I’m angry at Papa, angry he didn’t take better care of himself and angry he’s gone and I’m alone. It’s selfish, I know, but it’s the harsh reality I’ll have to live from this day forward.
“Look, we’ll sort it all out. It might take some time,” Besnik assures me. Although I believe him, there is an undercurrent of concern in his voice. The only other time he sounded like this was when he heard that Mama’s cancer had spread and was untreatable.
I’m not one prone to panic, but I’m pretty sure the pressure in my chest is the same as what my girlfriend Mila feels. She suffers from acute anxiety, and this is how she describes a panic attack.
Besnik is telling the driver which roads to take, which seems weird. I’m used to drivers knowing where they’re going without all the micromanaging. But I’m too preoccupied with my grief and new-found anxiety to question anything.
Instead, I stare out the window at the bleak day that sums up my mood, “I don’t know what I’d do without you being here.”
He pats my leg, in a paternal way, “It will be fine, it will all work out.”
The grey skies, the chance of rain, not snow, now that we’re at a lower altitude, and the lack of cars on the main road indicates people are staying inside.
“What if I can’t afford my place anymore?” I take a tissue out of my purse and dab my tears. I must look a fright and don’t need a mirror to know I have dark bags under my bloodshot and puffy eyes.

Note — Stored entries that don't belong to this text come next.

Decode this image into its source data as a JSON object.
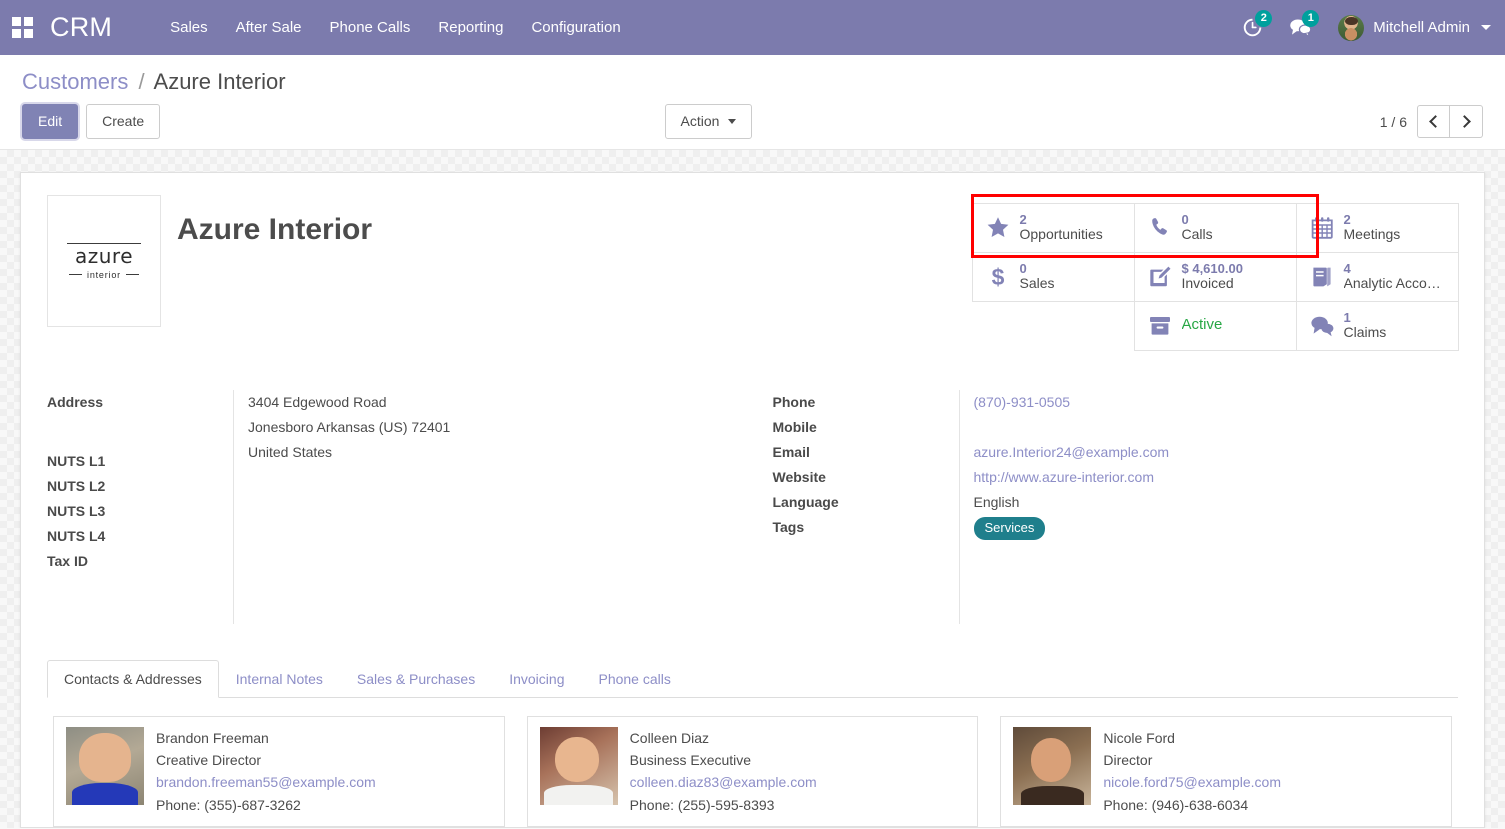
{
  "navbar": {
    "apps_icon": "apps-grid-icon",
    "brand": "CRM",
    "menu": [
      "Sales",
      "After Sale",
      "Phone Calls",
      "Reporting",
      "Configuration"
    ],
    "activity_icon": "clock-activity-icon",
    "activity_count": "2",
    "messages_icon": "chat-bubble-icon",
    "messages_count": "1",
    "user_name": "Mitchell Admin",
    "accent_color": "#7c7bad",
    "badge_color": "#00a09d"
  },
  "control_panel": {
    "breadcrumb_root": "Customers",
    "breadcrumb_sep": "/",
    "breadcrumb_current": "Azure Interior",
    "edit_label": "Edit",
    "create_label": "Create",
    "action_label": "Action",
    "pager": "1 / 6",
    "prev_icon": "chevron-left-icon",
    "next_icon": "chevron-right-icon"
  },
  "record": {
    "title": "Azure Interior",
    "logo_word": "azure",
    "logo_sub": "interior"
  },
  "stat_buttons": {
    "col1": [
      {
        "icon": "star-icon",
        "value": "2",
        "label": "Opportunities"
      },
      {
        "icon": "dollar-icon",
        "value": "0",
        "label": "Sales"
      }
    ],
    "col2": [
      {
        "icon": "phone-icon",
        "value": "0",
        "label": "Calls"
      },
      {
        "icon": "pencil-square-icon",
        "value": "$ 4,610.00",
        "label": "Invoiced"
      },
      {
        "icon": "archive-box-icon",
        "value": "",
        "label": "Active",
        "label_color": "#28a745"
      }
    ],
    "col3": [
      {
        "icon": "calendar-icon",
        "value": "2",
        "label": "Meetings"
      },
      {
        "icon": "book-icon",
        "value": "4",
        "label": "Analytic Acco…"
      },
      {
        "icon": "comments-icon",
        "value": "1",
        "label": "Claims"
      }
    ],
    "highlight_color": "#ff0000"
  },
  "fields": {
    "left": {
      "labels": [
        "Address",
        "NUTS L1",
        "NUTS L2",
        "NUTS L3",
        "NUTS L4",
        "Tax ID"
      ],
      "address_lines": [
        "3404 Edgewood Road",
        "Jonesboro  Arkansas (US)  72401",
        "United States"
      ]
    },
    "right": {
      "labels": [
        "Phone",
        "Mobile",
        "Email",
        "Website",
        "Language",
        "Tags"
      ],
      "phone": "(870)-931-0505",
      "mobile": "",
      "email": "azure.Interior24@example.com",
      "website": "http://www.azure-interior.com",
      "language": "English",
      "tag": "Services"
    }
  },
  "notebook": {
    "tabs": [
      "Contacts & Addresses",
      "Internal Notes",
      "Sales & Purchases",
      "Invoicing",
      "Phone calls"
    ],
    "active_tab": "Contacts & Addresses",
    "contacts": [
      {
        "name": "Brandon Freeman",
        "function": "Creative Director",
        "email": "brandon.freeman55@example.com",
        "phone": "Phone: (355)-687-3262",
        "avatar": "avatar-brandon-freeman"
      },
      {
        "name": "Colleen Diaz",
        "function": "Business Executive",
        "email": "colleen.diaz83@example.com",
        "phone": "Phone: (255)-595-8393",
        "avatar": "avatar-colleen-diaz"
      },
      {
        "name": "Nicole Ford",
        "function": "Director",
        "email": "nicole.ford75@example.com",
        "phone": "Phone: (946)-638-6034",
        "avatar": "avatar-nicole-ford"
      }
    ]
  }
}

My stomach muscles ache from sobbing all night and I take a deep breath to stave off more tears, but I’m not sure it will work.
“I’m sure you’ll be able to stay where you are. We’ll have to talk to the attorneys, and we’ll get it taken care of, don’t worry. I will help you,” he assures me. I should be able to keep my business going with his help and there’s no reason we can’t remain close.
“Thank you,” I say, brushing my unruly hair away from my face and tucking my long bangs behind my ear before looking up at him.